How to Meditate Your Emotions Away

by Ryder Johanson, L.Ac

There’s a growing awareness in our society that stress can wreak havoc on your health.  I’d be surprised to find a single health care provider of any flavor that wouldn’t suggest stress management is an important part of maintaining good health.

Meditation is something I’m seeing more and more health experts recommend as a potent tool for relieving stress.  Many people are aware that it’s hard to beat meditation when it comes to stress relief, but there’s often a hang-up when I suggest that someone try meditation.  The most common response I hear is something along the lines of: “There’s no way I could meditate—my mind is just way too busy.”  Many of these people have even tried meditation before and found it an amazingly frustrating experience because their minds just won’t shut up and the harder they try, the worse it gets.  I can understand, then, why meditation doesn’t seem like the most appealing tool for stress relief.

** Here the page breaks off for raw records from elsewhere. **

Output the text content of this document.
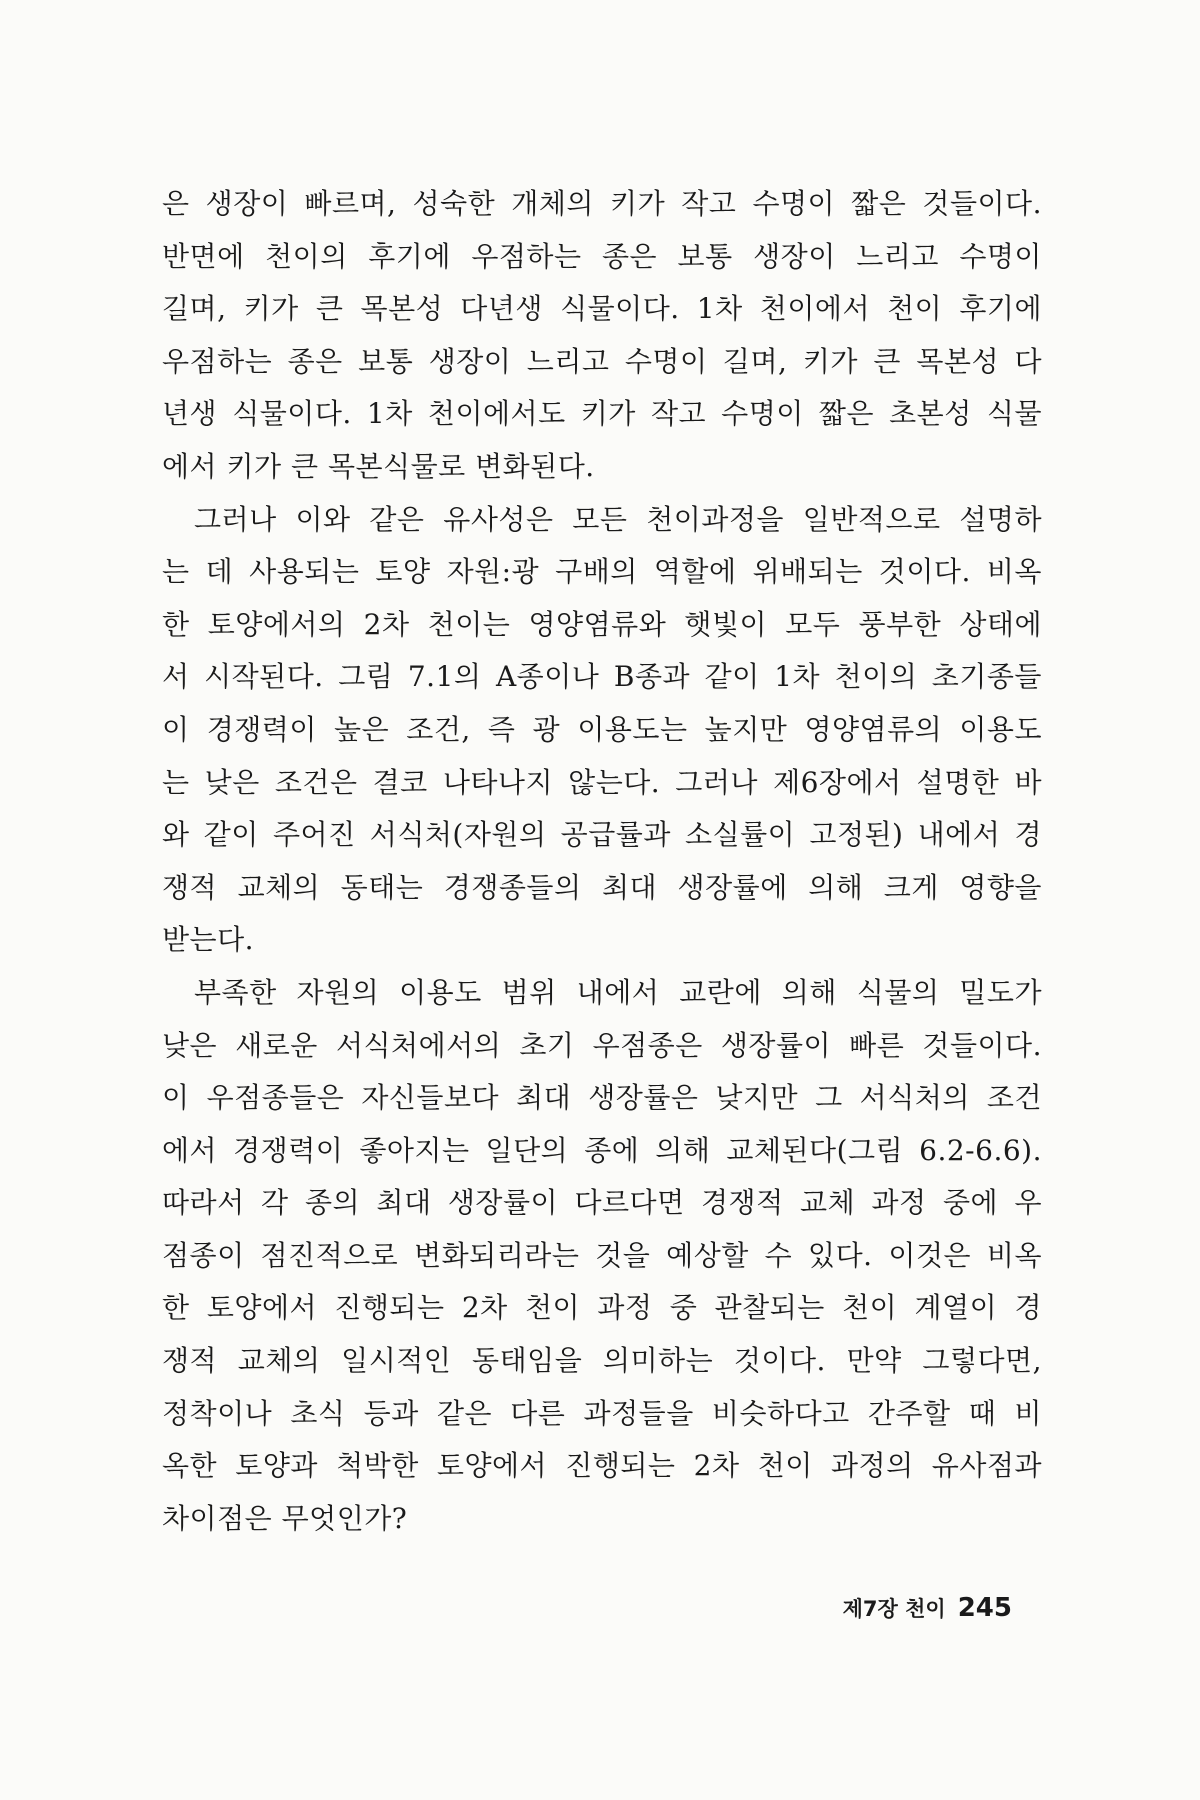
은 생장이 빠르며, 성숙한 개체의 키가 작고 수명이 짧은 것들이다.
반면에 천이의 후기에 우점하는 종은 보통 생장이 느리고 수명이
길며, 키가 큰 목본성 다년생 식물이다. 1차 천이에서 천이 후기에
우점하는 종은 보통 생장이 느리고 수명이 길며, 키가 큰 목본성 다
년생 식물이다. 1차 천이에서도 키가 작고 수명이 짧은 초본성 식물
에서 키가 큰 목본식물로 변화된다.
그러나 이와 같은 유사성은 모든 천이과정을 일반적으로 설명하
는 데 사용되는 토양 자원:광 구배의 역할에 위배되는 것이다. 비옥
한 토양에서의 2차 천이는 영양염류와 햇빛이 모두 풍부한 상태에
서 시작된다. 그림 7.1의 A종이나 B종과 같이 1차 천이의 초기종들
이 경쟁력이 높은 조건, 즉 광 이용도는 높지만 영양염류의 이용도
는 낮은 조건은 결코 나타나지 않는다. 그러나 제6장에서 설명한 바
와 같이 주어진 서식처(자원의 공급률과 소실률이 고정된) 내에서 경
쟁적 교체의 동태는 경쟁종들의 최대 생장률에 의해 크게 영향을
받는다.
부족한 자원의 이용도 범위 내에서 교란에 의해 식물의 밀도가
낮은 새로운 서식처에서의 초기 우점종은 생장률이 빠른 것들이다.
이 우점종들은 자신들보다 최대 생장률은 낮지만 그 서식처의 조건
에서 경쟁력이 좋아지는 일단의 종에 의해 교체된다(그림 6.2-6.6).
따라서 각 종의 최대 생장률이 다르다면 경쟁적 교체 과정 중에 우
점종이 점진적으로 변화되리라는 것을 예상할 수 있다. 이것은 비옥
한 토양에서 진행되는 2차 천이 과정 중 관찰되는 천이 계열이 경
쟁적 교체의 일시적인 동태임을 의미하는 것이다. 만약 그렇다면,
정착이나 초식 등과 같은 다른 과정들을 비슷하다고 간주할 때 비
옥한 토양과 척박한 토양에서 진행되는 2차 천이 과정의 유사점과
차이점은 무엇인가?
제7장 천이 245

The funny thing is that that’s kind of the point of meditation: all of your baggage, the things you’ve been avoiding, your suppressed emotions are going to come bubbling up. 

That has definitely been my experience.  When I discovered meditation and was convinced of all the wonderful benefits and experiences that it could open up, I jumped in with both feet and meditated as much as I could.   I thought meditation was a tool I could use to escape all the stressful emotions in my life.  I experienced sublime periods of relaxation and moments when I forgot all my stresses.  And that relaxation often translated into the rest of my day.

But after that initial “honeymoon” period things got a lot harder.  It became more difficult to reach the places in meditation that had come much more effortlessly before.  And the anxiety and agitation bouncing around in my mind seemed to be harder to quiet down—maybe it was growing or maybe I was just becoming more aware of it.  My plan to meditate all my emotions away wasn’t going so well.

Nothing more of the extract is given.